Personal information
- Full name: Arthur Bollard
- Born: 17 April 1879 North Sydney, New South Wales, Australia
- Died: 30 December 1919 (aged 40) Sydney, New South Wales, Australia

Playing information
- Position: Second-row
Club
| Years | Team | Pld | T | G | FG | P |
| 1908–11 | North Sydney | 25 | 6 | 0 | 0 | 18 |
Representative
| Years | Team | Pld | T | G | FG | P |
| 1909 | New South Wales | 2 | 0 | 0 | 0 | 0 |
| 1909 | Australia | 2 | 0 | 0 | 0 | 0 |
- Source: As of 26 February 2019

= Arthur Bollard =

Australian rugby league footballer

Arthur Bollard (1879−1919) was an Australian rugby league footballer who played in the 1900s and 1910s.

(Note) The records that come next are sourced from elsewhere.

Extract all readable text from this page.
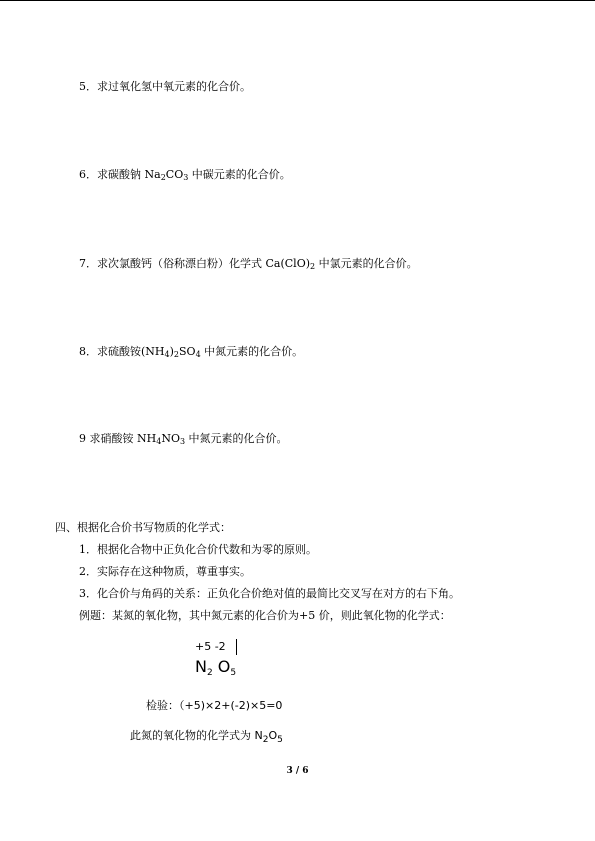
5．求过氧化氢中氧元素的化合价。
6．求碳酸钠 $Na_2CO_3$ 中碳元素的化合价。
7．求次氯酸钙（俗称漂白粉）化学式 $Ca(ClO)_2$ 中氯元素的化合价。
8．求硫酸铵$(NH_4)_2SO_4$ 中氮元素的化合价。
9 求硝酸铵 $NH_4NO_3$ 中氮元素的化合价。
四、根据化合价书写物质的化学式：
1．根据化合物中正负化合价代数和为零的原则。
2．实际存在这种物质，尊重事实。
3．化合价与角码的关系：正负化合价绝对值的最简比交叉写在对方的右下角。
例题：某氮的氧化物，其中氮元素的化合价为+5 价，则此氧化物的化学式：
+5 -2
$N_2$ $O_5$
检验：（+5)×2+(-2)×5=0
此氮的氧化物的化学式为 $N_2O_5$
3 / 6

He played for North Sydney in the NSWRL competition and was a foundation player of the club.

==Playing career==
Bollard played in North Sydney's first ever season in 1908 which was also the first season of the NSWRL competition in Australia. Bollard played 4 seasons for Norths and retired at the end of 1911.

Bollard also represented Australia and New South Wales on 2 occasions for both sides in 1909.